Selon le rapport Banking on Climate Change, les plus grandes banques internationales auraient ainsi accordé depuis l’accord de Paris près de 2 700 milliards de dollars aux énergies fossiles, dont plus de 735 milliards juste en 2019. Dans une autre étude parue fin 2020, Oxfam France estime pour sa part que les six plus grandes banques hexagonales auraient une empreinte carbone représentant près de 8 fois les émissions de gaz à effet de serre de la France entière.

Des épargnants en quête de sens

Du côté du client final, ce n’est pourtant pas la demande pour des produits financiers plus responsables qui manque. De plus en plus attentifs dans leurs habitudes de consommation au quotidien, les Français affichent également depuis plusieurs années des exigences grandissantes concernant l’utilisation de leur épargne. Selon une enquête Opinionway publiée l’an dernier, 69 % d’entre eux seraient ainsi être prêts à changer de banque pour s’assurer que leur argent est "utilisé dans le respect de l’environnement et de la société". Plus globalement, 86 % des sondés reprochent à leur établissement financier un manque de transparence concernant leurs activités de financements. 

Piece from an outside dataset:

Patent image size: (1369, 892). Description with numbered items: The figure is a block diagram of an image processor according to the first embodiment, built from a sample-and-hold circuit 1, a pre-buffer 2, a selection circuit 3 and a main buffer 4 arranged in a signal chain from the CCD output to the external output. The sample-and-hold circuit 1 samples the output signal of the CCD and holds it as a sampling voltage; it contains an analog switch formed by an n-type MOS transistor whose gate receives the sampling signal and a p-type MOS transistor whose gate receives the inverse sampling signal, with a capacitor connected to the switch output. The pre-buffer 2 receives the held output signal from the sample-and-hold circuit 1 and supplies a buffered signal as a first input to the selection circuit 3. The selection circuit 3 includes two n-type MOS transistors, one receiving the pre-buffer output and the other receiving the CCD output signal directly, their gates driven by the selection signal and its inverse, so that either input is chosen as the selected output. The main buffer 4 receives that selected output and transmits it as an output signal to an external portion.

L’opacité et la lenteur dans les changements des pratiques, c’est justement ce qui a motivé la création d’Helios, dont l’ambition affichée est de proposer une alternative transparente et écologique aux banques classiques. "Aujourd’hui, la finance ne va ni assez vite ni assez loin pour s’occuper du climat", assène Julia Ménayas, co-fondatrice de l’éco-banque dont le lancement a eu lieu le 22 février. "Le secteur entretient volontiers son opacité, et les offres ‘durables’ disponibles aujourd’hui sur le marché ne correspondent pas forcément à la réalité des usages des Français. Ce que l’on a voulu faire, c’est créer de la simplicité pour permettre de faire de l’engagement en matière de banque un réflexe".

"Plus un euro aux énergies fossiles"

Pour ce faire, Helios s’est justement attaqué au produit bancaire le plus inscrit dans le quotidien des Français, le compte courant, dont les encours permettent aux banques d’accorder des prêts notamment à des sociétés. "Grâce à un partenariat avec SolarisBank, qui dispose d’une licence bancaire, nous pouvons au même titre qu’une banque classique générer des financements à partir des dépôts de nos clients, explique Julia Ménayas. Mais ceux-ci seront systématiquement orientés vers des secteurs moteurs de la transition écologique comme par exemple l’efficacité énergétique des bâtiments, les énergies renouvelables ou encore le traitement des déchets. À contrario, les activités représentant une menace pour le climat, la biodiversité ou les hommes sont totalement exclues".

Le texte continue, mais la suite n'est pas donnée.